In den Augen des Kindes, das sie einmal war
Auch der als Rehabilitationsmaßnahme gedachte Job im Museum für Völkerkunde ist ihr recht. Wenn sie ihre inneren Spannungen nicht erträgt, trinkt sie bis zum Umfallen. Aber irgendjemand fängt sie immer auf: eine Freundin oder einer ihrer zahlreichen Männer.
Als sie schwanger wird, bekommt sie das Kind. Glücklicherweise hat es einen Vater, der sich einigermaßen darum kümmert.

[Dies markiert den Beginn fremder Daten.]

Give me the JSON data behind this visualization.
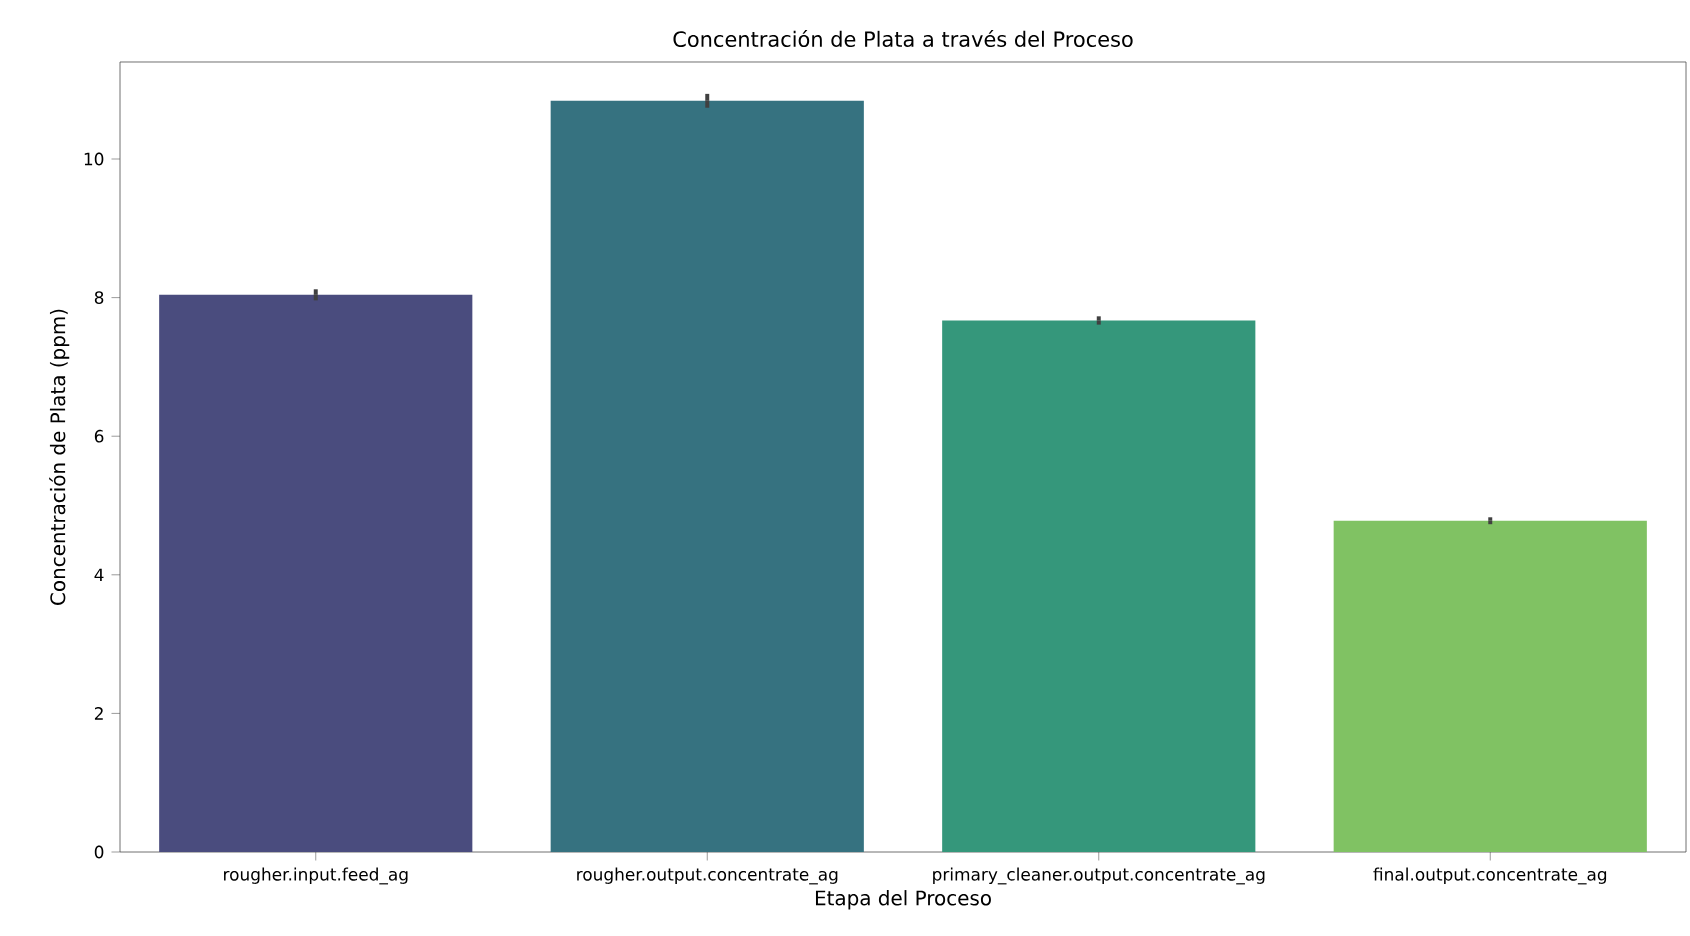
{
  "chart_data": {
    "type": "bar",
    "title": "Concentración de Plata a través del Proceso",
    "xlabel": "Etapa del Proceso",
    "ylabel": "Concentración de Plata (ppm)",
    "categories": [
      "rougher.input.feed_ag",
      "rougher.output.concentrate_ag",
      "primary_cleaner.output.concentrate_ag",
      "final.output.concentrate_ag"
    ],
    "values": [
      8.04,
      10.84,
      7.67,
      4.78
    ],
    "errors": [
      0.08,
      0.1,
      0.06,
      0.05
    ],
    "colors": [
      "#4a4c7e",
      "#367280",
      "#35977b",
      "#80c263"
    ],
    "ylim": [
      0,
      11.4
    ],
    "yticks": [
      0,
      2,
      4,
      6,
      8,
      10
    ]
  }
}
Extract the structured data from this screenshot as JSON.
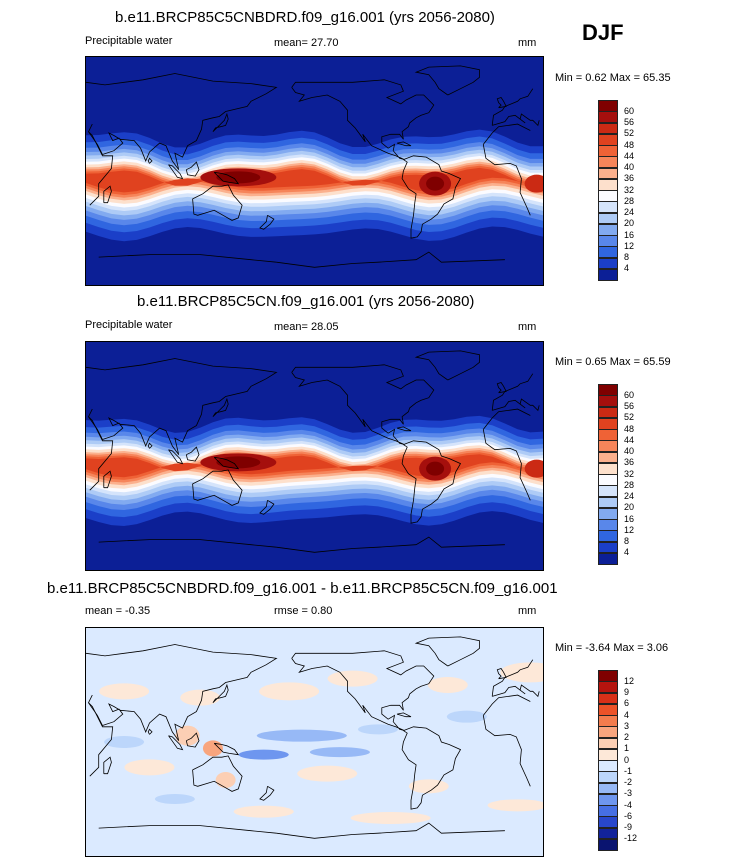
{
  "season": "DJF",
  "panels": [
    {
      "title": "b.e11.BRCP85C5CNBDRD.f09_g16.001 (yrs 2056-2080)",
      "left_label": "Precipitable water",
      "center_label": "mean=  27.70",
      "units": "mm",
      "minmax": "Min =   0.62 Max =  65.35",
      "palette": "warm",
      "levels": [
        "60",
        "56",
        "52",
        "48",
        "44",
        "40",
        "36",
        "32",
        "28",
        "24",
        "20",
        "16",
        "12",
        "8",
        "4"
      ]
    },
    {
      "title": "b.e11.BRCP85C5CN.f09_g16.001 (yrs 2056-2080)",
      "left_label": "Precipitable water",
      "center_label": "mean=  28.05",
      "units": "mm",
      "minmax": "Min =   0.65 Max =  65.59",
      "palette": "warm",
      "levels": [
        "60",
        "56",
        "52",
        "48",
        "44",
        "40",
        "36",
        "32",
        "28",
        "24",
        "20",
        "16",
        "12",
        "8",
        "4"
      ]
    },
    {
      "title": "b.e11.BRCP85C5CNBDRD.f09_g16.001 - b.e11.BRCP85C5CN.f09_g16.001",
      "left_label": "mean =  -0.35",
      "center_label": "rmse =   0.80",
      "units": "mm",
      "minmax": "Min =  -3.64 Max =   3.06",
      "palette": "diff",
      "levels": [
        "12",
        "9",
        "6",
        "4",
        "3",
        "2",
        "1",
        "0",
        "-1",
        "-2",
        "-3",
        "-4",
        "-6",
        "-9",
        "-12"
      ]
    }
  ],
  "colors": {
    "warm": [
      "#7f0000",
      "#a50f0d",
      "#cb2a14",
      "#e0421f",
      "#ef6236",
      "#f6855a",
      "#fbb08d",
      "#fde0cc",
      "#fbfbff",
      "#d5e4fb",
      "#aecbf6",
      "#82aaf0",
      "#5987ea",
      "#3066e0",
      "#1b3fc8",
      "#0c1f96"
    ],
    "diff": [
      "#7f0000",
      "#b5140e",
      "#d83018",
      "#ec5228",
      "#f37c4d",
      "#f8a57e",
      "#fccfb4",
      "#fde8d8",
      "#dbeaff",
      "#bcd6fb",
      "#97b9f6",
      "#6e96ef",
      "#466fe4",
      "#2847cc",
      "#12239a",
      "#0a1470"
    ]
  }
}
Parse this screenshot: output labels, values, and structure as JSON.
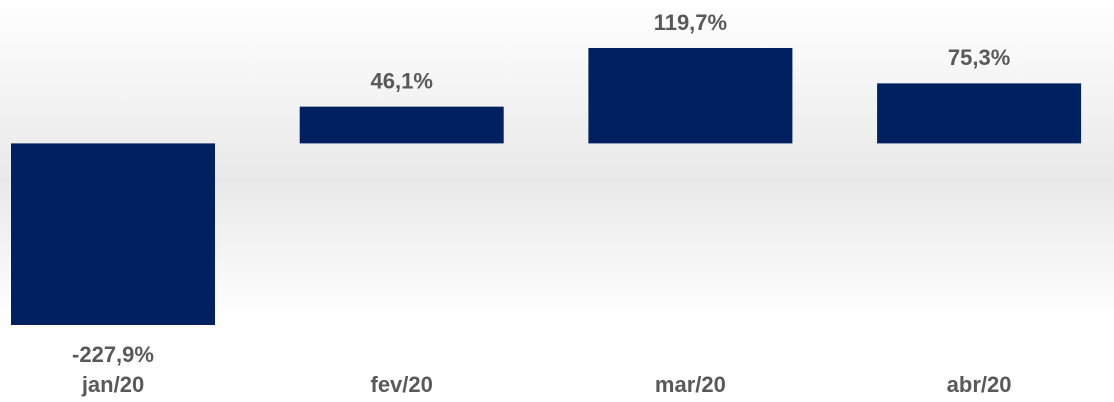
{
  "chart_data": {
    "type": "bar",
    "categories": [
      "jan/20",
      "fev/20",
      "mar/20",
      "abr/20"
    ],
    "values": [
      -227.9,
      46.1,
      119.7,
      75.3
    ],
    "value_labels": [
      "-227,9%",
      "46,1%",
      "119,7%",
      "75,3%"
    ],
    "color": "#002060"
  }
}
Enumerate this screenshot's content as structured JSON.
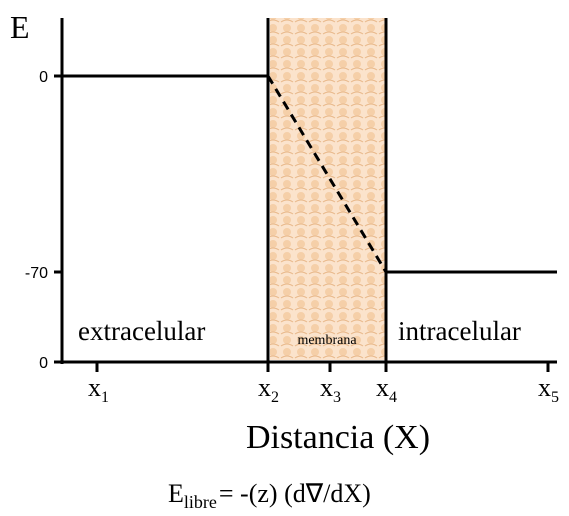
{
  "axis": {
    "y_label": "E",
    "y_ticks": [
      "0",
      "-70",
      "0"
    ],
    "x_label": "Distancia (X)",
    "x_ticks": [
      {
        "base": "x",
        "sub": "1"
      },
      {
        "base": "x",
        "sub": "2"
      },
      {
        "base": "x",
        "sub": "3"
      },
      {
        "base": "x",
        "sub": "4"
      },
      {
        "base": "x",
        "sub": "5"
      }
    ]
  },
  "regions": [
    "extracelular",
    "membrana",
    "intracelular"
  ],
  "equation": {
    "base": "E",
    "sub": "libre",
    "rest": "= -(z) (d∇/dX)"
  }
}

Ganz am Ende wird sie von einem Italiener "Mama April" genannt. Da ist ihr Sohn schon vier. Als sie von ihrer Sizilienreise zurückkehrt, hat sie Kraft getankt. Und auf dem Kinderfoto, das sie nach dem Tod ihres Vaters aus seinem Nachlass erhält, entdeckt sie ein Lächeln in den Augen des Kindes, das sie einmal war.
Der Sohn heißt wohl nicht umsonst Julius: als stabiler Hoffnungsschimmer, dass sich der Wiederholungszwang elterlicher Gewalt brechen lässt – nicht zuletzt durch die befreiende Kraft der Literatur.